Korean War: The First Jet-vs-Jet Air Battles
By Matt Bittner
Author: Patrick Branly
Publisher: Valiant Wings Publishing
ISBN #: 978-0-9930908-2-0
Binding: Softcover
Pages: 82
This Airframe Extra from Valiant Wings Publishing covers the Korean War. It starts out covering the generalites of why the war started and includes a look at both sides, again, in a general sense. The book is broken out thusly:
- History
- USAF and ROKAF Profiles
- MiG-15bis 1/72 Build
- Seafire FR Mk.47 1/72 Build
- USN Profiles
- F7F-3N Tigercat 1/48 Build
- Firefly FR Mk.4/5 1/48 Build
- Colour Reference
- NKAF Profiles
- F-86F Sabre Jet 1/32 Build
- RNAF Profiles
- RAAF/SAAF Profiles
While the first release under the Airframe Extra – D-Day to VE Day – gave a bulleted chronology of events, this title provides the chronology in prose form. It starts, naturally, with the invasion of South Korea by the North Koreans and goes from there. Due to the nature of the book it makes sense that only the most important parts of the war – especially those aviation-related – are presented.

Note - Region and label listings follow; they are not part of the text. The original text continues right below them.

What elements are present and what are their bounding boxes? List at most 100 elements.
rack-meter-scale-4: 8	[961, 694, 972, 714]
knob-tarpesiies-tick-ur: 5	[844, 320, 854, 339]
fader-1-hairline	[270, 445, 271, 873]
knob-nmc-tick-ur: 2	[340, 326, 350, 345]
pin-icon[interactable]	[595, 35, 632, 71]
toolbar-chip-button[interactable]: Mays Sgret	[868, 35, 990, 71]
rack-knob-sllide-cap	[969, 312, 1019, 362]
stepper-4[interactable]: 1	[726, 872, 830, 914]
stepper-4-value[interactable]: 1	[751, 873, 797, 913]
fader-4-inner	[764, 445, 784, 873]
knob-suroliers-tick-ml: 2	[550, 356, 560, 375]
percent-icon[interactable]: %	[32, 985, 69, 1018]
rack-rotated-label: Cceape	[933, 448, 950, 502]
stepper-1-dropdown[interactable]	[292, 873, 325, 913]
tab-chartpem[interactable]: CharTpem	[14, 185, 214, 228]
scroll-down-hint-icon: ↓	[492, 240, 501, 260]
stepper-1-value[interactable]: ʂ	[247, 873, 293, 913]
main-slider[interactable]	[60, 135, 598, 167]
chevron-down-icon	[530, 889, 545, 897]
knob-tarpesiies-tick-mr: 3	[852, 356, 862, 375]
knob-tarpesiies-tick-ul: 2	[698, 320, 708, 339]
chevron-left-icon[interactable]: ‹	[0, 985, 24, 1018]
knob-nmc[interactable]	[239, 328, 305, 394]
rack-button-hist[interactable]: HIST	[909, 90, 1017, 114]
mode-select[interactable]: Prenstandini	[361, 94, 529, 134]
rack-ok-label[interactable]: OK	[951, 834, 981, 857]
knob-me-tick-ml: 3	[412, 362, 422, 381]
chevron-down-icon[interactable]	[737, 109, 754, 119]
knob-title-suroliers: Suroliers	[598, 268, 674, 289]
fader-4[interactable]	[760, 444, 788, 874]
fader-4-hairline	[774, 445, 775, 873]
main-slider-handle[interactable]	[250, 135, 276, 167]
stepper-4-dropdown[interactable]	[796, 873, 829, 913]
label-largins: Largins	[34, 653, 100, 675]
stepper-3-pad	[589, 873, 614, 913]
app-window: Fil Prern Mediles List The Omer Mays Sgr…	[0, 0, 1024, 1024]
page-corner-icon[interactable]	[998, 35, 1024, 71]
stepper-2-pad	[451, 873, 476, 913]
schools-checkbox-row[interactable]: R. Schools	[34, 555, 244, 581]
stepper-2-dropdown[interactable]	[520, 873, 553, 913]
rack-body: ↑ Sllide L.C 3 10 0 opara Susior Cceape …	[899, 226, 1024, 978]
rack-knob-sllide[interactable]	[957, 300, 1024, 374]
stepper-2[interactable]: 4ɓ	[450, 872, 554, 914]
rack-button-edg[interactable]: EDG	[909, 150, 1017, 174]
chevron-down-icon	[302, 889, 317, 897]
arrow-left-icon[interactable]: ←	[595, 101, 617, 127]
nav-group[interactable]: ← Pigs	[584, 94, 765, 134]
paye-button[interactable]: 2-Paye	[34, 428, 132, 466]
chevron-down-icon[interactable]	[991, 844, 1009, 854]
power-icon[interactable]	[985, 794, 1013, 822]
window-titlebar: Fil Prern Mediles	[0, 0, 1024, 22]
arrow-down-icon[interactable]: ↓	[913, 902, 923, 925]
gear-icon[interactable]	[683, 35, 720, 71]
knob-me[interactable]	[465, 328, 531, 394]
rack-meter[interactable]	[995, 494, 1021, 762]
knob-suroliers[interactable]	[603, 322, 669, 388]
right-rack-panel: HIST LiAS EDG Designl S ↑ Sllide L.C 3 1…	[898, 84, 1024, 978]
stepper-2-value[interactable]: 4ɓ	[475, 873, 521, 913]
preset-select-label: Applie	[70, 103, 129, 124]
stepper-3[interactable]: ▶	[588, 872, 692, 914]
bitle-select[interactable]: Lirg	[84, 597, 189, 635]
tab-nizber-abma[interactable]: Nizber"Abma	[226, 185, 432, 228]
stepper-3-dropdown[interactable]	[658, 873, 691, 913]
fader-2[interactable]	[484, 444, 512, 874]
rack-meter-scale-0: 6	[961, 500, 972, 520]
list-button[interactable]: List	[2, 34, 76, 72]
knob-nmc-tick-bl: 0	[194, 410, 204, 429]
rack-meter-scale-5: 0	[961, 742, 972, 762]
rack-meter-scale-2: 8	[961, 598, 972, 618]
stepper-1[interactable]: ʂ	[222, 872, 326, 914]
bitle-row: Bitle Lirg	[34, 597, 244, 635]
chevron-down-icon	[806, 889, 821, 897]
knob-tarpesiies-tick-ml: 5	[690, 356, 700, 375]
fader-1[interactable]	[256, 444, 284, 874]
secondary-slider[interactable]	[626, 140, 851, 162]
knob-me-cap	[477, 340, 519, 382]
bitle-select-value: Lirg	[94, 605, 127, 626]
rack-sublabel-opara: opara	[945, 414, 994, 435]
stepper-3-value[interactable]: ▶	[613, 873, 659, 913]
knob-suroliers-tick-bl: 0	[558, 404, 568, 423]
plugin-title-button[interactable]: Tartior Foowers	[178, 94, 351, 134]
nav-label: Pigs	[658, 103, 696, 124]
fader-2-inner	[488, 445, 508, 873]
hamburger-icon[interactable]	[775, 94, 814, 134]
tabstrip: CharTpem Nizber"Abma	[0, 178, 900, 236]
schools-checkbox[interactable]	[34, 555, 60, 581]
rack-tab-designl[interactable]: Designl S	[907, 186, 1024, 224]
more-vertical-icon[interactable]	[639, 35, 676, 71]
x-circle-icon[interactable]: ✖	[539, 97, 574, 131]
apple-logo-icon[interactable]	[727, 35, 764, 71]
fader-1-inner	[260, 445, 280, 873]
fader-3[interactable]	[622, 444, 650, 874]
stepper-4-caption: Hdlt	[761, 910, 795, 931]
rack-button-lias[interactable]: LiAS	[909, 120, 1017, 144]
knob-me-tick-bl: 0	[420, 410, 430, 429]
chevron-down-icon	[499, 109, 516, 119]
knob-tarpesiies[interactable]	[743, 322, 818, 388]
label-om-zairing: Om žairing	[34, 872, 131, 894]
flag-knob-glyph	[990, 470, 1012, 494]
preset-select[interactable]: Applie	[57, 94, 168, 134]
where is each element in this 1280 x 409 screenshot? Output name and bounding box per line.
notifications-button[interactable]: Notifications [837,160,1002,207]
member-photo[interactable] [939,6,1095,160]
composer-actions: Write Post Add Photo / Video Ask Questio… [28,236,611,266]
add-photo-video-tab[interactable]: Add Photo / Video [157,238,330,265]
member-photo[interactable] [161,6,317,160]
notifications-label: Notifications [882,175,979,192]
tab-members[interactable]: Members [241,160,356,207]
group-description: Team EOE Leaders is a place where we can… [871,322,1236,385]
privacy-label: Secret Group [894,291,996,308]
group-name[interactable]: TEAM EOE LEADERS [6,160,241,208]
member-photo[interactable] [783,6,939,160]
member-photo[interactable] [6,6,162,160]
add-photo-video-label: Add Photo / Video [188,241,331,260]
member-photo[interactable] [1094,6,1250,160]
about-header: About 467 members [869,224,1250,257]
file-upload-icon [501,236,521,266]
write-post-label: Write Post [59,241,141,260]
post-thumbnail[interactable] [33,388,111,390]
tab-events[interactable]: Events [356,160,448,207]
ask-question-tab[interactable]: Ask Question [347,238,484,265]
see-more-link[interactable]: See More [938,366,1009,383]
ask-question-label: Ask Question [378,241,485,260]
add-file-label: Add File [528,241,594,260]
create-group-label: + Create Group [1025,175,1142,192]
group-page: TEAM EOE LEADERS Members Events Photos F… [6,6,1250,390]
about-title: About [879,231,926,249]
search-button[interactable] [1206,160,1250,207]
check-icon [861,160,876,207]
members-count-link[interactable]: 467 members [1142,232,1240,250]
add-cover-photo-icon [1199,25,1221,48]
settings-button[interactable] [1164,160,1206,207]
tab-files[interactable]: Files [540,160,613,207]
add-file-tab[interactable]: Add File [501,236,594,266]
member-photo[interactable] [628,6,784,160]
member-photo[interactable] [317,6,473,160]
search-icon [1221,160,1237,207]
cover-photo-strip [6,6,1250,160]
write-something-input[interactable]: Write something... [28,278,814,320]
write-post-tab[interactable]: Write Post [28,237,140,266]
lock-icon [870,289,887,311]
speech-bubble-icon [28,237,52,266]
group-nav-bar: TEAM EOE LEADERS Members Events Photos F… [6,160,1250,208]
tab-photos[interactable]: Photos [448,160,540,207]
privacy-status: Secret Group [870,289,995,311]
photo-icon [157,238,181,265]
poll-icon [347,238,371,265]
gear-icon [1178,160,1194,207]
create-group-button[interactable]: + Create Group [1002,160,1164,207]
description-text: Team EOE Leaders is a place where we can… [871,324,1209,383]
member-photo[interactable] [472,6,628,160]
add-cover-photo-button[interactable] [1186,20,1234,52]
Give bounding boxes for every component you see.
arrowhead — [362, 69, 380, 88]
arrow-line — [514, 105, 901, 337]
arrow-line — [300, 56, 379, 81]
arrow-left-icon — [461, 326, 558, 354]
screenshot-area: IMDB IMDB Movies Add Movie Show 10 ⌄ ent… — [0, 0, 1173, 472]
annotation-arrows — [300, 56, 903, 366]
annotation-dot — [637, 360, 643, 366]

Unfortunately I have a problem with the book. According to a sentence in the Foreward:
"Whether your interest lies in one set of combatants or both there should be plenty here to sow the seeds of modelling inspiration."
I couldn't disagree more. This is definitely a book written from the west's viewpoint as there is very little when it comes to any of the Communist side. Amongst the photographs presented in the book there are only two that are of NKAF (or any other Communist) aircraft. While you have a superlative build of the Eduard 1/72 MiG-15bis by expert modeler Libor Jekl there are only two pages of color profiles for the Communists and one of those pages is of a single MiG-15. In fact, of the five separate NKAF-profiled aircraft, three of them are MiG-15s. While it's true the MiG-15 played a large part in the air-to-air war, there were far more types than just this single-seat fighter. So aside from the MiG-15 build it's best to look elsewhere when wanting any type of history or modeling inspiration for "the other side" (but part of the problem, too, is that – as far as I know – there hasn't been much history written from "the other side").
And since I'm picking nits, I might as well point out another flaw in the history section of the book. According to the author the F-82G was:
"Made by linking a pair of P-51 fuselages via a short centre section..."
This fallacy has been out for quite some time but has been debunked years ago since the F-82 was a completely new design from North American for a specific mission.
However, the model builds are very well done and plenty of just-modeling inspiration can be gleaned, regardless of scale. All of the build articles have something that could further along your model making ability. So for those sections alone I can recommend this book.
I definitely thank Valiant Wings Publishing for sending this book to review.